MELBOURNE AUSTRALIA (Daily Reckoning): Following a hefty fall on Wall Street on Friday night we are left to wonder what the reaction will be on the Australian market this morning. We certainly wouldn’t be surprised if there was another clear out today prior to the start of the week in Europe and North America.
After gloriously pushing through the 6,000 point mark on the previous Friday the All Ordinaries continued its form into last week, posting a small gain during Monday’s trading. After that, we are afraid, it was downhill all the way.
Having reached an all time closing high of 6,021.90 points on Tuesday, it took only another three days for the All Ordinaries to fall back to its closing price on Friday of 5,775.20. This equated to a fall of 4.3%, and the indexes lowest closing point since the 31st January.
However, for the year, the index is still in the black by 2.3%, and has still produced a better return than if you had switched your portfolio to cash on the 31st December.
It was a reasonably similar story in the United States, although the Dow Jones Industrial Average had reached its all time closing peak about a week earlier when it closed at 12,786.64. Since then the index has managed to record a loss of 4.4%, and whereas the Aussie market is still above water since the start of the year, courtesy of last week’s activity, the Dow Jones is now trading 2.9% below the position is closed at the end of 2006.
Is there a chance that the Dow Jones could break back down through 12,000? The last time it did so was in early November of last year. And has the market taken a broader change in direction this time than it has since May of last year, the last time that equity markets really took a pasting?
Well, if we look at the domestic market nothing really seems to have changed at all. Take a look at the top three stories from Bloomberg News; “Woolworths Could Pursue Multibillion-Dollar Acquisitions;” “Macquarie Bank Forecasts Second-Half Profit to Top First Half;” and “Retail Sales in Australia Rise Almost Twice Expectations on Jobs Growth.”

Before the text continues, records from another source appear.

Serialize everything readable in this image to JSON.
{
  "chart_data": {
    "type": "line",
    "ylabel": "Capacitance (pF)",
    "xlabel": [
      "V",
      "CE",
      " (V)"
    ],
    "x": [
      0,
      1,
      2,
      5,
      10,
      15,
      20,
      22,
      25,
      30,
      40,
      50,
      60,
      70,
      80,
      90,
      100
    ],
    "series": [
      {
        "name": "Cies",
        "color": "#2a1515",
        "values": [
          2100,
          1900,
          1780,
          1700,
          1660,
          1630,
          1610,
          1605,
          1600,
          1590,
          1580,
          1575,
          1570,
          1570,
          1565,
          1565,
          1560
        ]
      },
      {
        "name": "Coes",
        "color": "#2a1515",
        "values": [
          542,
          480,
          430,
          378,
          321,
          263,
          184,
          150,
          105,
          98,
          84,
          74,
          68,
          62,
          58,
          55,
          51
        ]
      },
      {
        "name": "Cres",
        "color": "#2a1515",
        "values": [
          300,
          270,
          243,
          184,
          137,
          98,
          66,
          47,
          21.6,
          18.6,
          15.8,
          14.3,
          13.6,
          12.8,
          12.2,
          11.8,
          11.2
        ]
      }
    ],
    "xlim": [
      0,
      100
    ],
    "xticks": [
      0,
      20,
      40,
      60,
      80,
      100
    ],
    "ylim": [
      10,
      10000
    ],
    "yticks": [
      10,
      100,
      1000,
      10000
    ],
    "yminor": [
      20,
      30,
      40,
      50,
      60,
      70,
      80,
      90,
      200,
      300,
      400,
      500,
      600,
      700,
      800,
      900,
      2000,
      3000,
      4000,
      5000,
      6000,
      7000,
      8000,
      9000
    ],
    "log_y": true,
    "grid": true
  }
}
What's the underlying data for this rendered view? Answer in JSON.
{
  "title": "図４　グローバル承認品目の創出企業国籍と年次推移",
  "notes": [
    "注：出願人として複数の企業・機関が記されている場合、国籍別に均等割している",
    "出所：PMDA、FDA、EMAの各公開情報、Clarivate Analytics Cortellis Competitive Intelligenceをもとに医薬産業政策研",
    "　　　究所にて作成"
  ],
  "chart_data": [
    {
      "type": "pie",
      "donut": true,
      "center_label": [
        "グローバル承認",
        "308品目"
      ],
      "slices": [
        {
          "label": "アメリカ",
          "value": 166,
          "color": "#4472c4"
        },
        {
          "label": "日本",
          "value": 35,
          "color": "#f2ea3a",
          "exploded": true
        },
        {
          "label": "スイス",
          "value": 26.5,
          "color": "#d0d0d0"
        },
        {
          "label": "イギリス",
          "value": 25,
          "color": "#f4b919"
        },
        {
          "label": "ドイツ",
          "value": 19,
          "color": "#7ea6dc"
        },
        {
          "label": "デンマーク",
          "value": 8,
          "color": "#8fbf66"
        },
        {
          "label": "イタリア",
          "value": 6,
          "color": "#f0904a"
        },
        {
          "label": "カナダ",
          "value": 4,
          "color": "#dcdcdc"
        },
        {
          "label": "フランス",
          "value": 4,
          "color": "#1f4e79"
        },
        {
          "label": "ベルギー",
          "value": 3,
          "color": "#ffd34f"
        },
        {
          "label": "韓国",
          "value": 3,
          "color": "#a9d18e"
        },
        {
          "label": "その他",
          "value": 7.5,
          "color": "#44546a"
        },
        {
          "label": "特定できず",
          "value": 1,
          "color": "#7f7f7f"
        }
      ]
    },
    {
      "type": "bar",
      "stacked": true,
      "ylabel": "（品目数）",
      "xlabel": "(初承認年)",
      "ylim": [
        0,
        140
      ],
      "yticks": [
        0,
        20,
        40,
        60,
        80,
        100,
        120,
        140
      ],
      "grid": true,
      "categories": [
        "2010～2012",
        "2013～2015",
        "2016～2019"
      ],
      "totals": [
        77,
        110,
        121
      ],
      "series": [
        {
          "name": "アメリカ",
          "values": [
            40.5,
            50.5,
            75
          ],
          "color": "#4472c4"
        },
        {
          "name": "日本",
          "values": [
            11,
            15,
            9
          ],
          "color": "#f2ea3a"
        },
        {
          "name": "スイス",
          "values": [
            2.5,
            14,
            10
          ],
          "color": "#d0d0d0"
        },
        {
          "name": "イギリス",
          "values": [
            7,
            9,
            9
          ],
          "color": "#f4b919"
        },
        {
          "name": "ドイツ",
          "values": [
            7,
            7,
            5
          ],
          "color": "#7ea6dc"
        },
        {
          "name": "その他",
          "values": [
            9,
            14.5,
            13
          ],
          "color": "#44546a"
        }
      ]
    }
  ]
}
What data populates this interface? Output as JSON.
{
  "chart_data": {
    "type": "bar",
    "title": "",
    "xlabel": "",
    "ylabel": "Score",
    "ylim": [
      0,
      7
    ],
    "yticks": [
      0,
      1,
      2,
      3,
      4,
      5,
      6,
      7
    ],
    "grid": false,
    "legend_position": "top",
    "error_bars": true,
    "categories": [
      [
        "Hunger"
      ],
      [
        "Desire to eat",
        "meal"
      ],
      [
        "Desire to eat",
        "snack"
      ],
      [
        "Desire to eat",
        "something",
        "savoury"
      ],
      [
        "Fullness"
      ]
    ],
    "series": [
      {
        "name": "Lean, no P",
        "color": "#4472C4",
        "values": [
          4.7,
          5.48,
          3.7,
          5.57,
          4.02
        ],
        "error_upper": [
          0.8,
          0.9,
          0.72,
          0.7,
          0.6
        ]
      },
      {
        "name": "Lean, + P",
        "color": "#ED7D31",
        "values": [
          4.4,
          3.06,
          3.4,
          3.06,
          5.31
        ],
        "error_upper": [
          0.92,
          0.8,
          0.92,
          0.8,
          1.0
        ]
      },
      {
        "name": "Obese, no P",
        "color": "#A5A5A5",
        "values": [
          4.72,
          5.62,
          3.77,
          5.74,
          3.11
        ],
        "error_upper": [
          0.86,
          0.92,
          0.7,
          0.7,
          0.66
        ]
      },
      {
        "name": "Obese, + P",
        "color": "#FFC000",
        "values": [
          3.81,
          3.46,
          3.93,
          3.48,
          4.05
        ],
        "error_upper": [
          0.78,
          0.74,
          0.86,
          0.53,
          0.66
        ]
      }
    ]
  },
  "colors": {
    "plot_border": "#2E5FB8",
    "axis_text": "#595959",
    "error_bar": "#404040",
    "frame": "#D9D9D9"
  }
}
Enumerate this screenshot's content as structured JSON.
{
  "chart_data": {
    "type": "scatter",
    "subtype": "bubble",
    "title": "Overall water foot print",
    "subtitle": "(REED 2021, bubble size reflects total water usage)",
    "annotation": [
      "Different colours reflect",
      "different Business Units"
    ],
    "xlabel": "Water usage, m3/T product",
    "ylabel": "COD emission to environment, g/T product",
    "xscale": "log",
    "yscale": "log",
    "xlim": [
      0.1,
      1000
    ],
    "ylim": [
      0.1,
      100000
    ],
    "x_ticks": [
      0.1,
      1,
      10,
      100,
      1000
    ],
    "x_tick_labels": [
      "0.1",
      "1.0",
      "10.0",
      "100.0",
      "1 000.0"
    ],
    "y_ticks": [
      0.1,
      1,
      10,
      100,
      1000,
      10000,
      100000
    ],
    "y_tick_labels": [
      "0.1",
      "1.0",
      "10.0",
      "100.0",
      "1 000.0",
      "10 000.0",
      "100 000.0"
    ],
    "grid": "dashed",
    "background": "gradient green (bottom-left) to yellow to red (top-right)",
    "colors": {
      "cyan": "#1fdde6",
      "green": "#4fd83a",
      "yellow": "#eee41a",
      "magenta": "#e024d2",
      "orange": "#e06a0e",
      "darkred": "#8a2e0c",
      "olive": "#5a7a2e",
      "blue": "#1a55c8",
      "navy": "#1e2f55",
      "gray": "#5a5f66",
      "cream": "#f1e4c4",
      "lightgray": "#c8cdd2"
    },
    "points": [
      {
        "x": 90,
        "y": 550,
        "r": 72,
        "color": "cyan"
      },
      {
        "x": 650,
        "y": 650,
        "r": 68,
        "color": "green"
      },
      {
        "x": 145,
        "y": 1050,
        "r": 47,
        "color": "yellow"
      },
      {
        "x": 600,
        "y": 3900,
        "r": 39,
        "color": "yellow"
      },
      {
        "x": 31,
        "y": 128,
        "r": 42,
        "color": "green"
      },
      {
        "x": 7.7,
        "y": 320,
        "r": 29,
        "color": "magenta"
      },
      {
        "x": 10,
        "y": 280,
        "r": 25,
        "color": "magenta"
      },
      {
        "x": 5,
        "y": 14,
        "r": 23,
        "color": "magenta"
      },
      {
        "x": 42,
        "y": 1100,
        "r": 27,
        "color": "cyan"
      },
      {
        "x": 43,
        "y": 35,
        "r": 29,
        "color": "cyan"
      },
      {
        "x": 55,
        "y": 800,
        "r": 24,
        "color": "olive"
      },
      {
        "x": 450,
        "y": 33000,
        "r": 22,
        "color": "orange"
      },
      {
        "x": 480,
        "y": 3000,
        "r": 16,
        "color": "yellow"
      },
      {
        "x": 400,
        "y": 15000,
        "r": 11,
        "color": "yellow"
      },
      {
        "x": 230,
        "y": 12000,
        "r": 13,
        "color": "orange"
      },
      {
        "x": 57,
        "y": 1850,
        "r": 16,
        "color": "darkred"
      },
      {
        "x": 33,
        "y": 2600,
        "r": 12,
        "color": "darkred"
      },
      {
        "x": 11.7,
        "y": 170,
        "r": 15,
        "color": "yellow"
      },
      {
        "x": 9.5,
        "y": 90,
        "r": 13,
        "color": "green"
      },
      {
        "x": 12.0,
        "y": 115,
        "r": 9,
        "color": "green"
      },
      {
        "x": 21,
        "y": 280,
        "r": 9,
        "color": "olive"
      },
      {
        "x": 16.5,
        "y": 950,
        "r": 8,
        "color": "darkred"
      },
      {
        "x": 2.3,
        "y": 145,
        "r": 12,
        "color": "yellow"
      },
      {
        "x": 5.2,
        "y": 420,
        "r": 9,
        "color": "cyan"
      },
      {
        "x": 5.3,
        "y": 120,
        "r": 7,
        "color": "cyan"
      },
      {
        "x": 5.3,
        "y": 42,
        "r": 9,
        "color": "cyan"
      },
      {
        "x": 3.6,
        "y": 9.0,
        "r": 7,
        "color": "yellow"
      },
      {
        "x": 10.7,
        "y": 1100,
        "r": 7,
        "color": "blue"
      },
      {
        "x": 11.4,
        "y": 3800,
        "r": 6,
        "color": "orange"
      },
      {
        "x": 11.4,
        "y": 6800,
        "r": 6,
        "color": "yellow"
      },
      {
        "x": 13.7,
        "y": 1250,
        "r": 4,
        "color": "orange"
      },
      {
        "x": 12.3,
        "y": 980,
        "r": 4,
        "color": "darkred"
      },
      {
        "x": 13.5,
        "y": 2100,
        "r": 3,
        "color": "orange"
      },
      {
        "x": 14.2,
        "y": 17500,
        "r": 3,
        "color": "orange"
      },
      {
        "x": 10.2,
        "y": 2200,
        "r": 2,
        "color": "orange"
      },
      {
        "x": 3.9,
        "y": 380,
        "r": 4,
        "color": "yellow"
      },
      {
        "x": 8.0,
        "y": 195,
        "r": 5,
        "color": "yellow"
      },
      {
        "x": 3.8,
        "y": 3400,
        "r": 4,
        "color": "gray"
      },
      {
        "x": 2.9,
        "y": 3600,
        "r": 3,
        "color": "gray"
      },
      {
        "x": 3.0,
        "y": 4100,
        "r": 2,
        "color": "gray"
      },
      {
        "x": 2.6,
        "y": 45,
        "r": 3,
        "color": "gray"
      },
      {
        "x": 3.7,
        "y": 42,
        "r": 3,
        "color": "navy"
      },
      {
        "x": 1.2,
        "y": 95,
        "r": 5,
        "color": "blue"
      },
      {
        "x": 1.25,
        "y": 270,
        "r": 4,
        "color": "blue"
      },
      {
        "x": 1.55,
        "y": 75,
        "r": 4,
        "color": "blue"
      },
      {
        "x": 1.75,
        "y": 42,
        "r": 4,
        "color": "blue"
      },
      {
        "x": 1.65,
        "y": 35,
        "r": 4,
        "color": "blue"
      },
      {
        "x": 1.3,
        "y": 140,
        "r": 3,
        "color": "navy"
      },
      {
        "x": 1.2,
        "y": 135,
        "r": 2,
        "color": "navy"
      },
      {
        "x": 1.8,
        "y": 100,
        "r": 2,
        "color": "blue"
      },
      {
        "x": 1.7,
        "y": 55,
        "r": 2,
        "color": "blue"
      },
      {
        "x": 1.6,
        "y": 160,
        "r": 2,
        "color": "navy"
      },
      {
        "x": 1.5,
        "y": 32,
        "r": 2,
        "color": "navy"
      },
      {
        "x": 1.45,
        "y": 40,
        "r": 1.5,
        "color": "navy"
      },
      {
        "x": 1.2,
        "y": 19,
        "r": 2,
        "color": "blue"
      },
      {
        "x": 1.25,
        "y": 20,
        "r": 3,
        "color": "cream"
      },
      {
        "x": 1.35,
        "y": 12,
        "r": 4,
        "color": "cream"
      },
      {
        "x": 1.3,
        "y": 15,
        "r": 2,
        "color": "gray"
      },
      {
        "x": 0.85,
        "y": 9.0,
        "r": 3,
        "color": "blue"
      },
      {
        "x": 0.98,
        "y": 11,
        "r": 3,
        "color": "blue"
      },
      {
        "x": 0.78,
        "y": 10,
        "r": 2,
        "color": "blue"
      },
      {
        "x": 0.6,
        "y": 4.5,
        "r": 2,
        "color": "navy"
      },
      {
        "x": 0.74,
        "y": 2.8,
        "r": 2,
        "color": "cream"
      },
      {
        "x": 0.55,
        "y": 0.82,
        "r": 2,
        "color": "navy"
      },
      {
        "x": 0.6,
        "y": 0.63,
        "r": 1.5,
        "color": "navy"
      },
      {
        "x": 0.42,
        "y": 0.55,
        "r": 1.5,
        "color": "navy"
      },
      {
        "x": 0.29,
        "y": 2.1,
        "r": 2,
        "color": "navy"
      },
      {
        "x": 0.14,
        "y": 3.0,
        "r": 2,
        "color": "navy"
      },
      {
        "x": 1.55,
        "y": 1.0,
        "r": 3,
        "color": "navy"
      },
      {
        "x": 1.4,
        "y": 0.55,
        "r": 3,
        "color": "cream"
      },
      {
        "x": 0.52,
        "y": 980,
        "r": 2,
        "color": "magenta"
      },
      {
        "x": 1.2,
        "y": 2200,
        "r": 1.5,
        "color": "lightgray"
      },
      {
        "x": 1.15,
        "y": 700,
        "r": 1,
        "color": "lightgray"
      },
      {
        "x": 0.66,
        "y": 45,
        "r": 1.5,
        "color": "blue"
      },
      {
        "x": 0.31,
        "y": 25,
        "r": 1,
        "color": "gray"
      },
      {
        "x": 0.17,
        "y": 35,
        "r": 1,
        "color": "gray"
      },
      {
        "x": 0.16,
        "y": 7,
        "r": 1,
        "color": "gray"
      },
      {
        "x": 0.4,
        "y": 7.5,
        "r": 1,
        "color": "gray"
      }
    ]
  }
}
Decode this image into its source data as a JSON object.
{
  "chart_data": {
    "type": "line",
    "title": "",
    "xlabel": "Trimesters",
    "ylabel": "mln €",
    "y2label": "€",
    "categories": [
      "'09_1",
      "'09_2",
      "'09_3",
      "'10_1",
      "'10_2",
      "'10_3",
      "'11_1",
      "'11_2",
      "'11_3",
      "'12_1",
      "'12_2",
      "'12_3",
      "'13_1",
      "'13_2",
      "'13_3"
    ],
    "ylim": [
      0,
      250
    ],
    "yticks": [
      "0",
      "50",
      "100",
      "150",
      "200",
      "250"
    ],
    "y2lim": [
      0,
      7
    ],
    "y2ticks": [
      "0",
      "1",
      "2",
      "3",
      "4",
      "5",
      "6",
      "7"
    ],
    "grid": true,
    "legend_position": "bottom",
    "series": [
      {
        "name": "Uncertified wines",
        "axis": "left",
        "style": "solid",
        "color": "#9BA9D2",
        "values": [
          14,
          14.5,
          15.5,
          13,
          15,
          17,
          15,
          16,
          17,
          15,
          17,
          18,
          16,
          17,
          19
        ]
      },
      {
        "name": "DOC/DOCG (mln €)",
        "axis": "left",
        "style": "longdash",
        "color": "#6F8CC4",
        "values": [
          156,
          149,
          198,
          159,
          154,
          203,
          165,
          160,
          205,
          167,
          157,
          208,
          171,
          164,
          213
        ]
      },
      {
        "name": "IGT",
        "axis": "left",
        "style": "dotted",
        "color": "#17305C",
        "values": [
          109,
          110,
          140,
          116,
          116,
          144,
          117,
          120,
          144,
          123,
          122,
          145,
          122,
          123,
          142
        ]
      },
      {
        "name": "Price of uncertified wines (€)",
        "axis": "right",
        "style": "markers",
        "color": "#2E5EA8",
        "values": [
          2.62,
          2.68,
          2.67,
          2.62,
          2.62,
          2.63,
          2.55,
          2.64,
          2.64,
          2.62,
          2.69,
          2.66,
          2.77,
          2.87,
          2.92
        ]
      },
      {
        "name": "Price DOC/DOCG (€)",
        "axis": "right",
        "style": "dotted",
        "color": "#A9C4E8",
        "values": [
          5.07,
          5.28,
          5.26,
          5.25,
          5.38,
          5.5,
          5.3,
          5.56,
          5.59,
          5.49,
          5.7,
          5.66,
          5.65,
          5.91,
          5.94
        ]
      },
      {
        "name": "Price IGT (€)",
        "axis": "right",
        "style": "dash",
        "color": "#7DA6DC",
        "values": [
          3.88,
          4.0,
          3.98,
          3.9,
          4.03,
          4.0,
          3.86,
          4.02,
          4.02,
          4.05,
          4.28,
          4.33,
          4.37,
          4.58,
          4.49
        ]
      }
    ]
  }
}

Steve Marsh, fund manager at Trust Co. of Australia told Bloomberg News, “The market is in ‘glass half-empty’ mode after the past week, Foster’s [Group] may have some problems in the US and that’s borne out by its competitors [Constellation Brands] statement.”
Aside from that it seems to be the same old, same old. Has anything really changed since last Monday? Is the US economy really that different? Bernanke has made a statement saying that inflation could be a problem. Well, frankly, if so called professional investors weren’t already aware of this then perhaps they should hand back some of their bonus.
Has the Chinese economy really changed since last Monday? We doubt it. It has successfully grown at a 10% plus rate for the last however many years. It is still producing items which are being bought in the West and elsewhere. It is still ordering, and most importantly, paying for raw materials from Australia, Canada and the Middle East.
Although much of the finger pointing was aimed at China over the last seven days for the slump in global markets, we can almost guarantee that it isn’t China whom is the biggest threat to the sustainability of world growth. That position is reserved for the United States and their terminally ailing economy.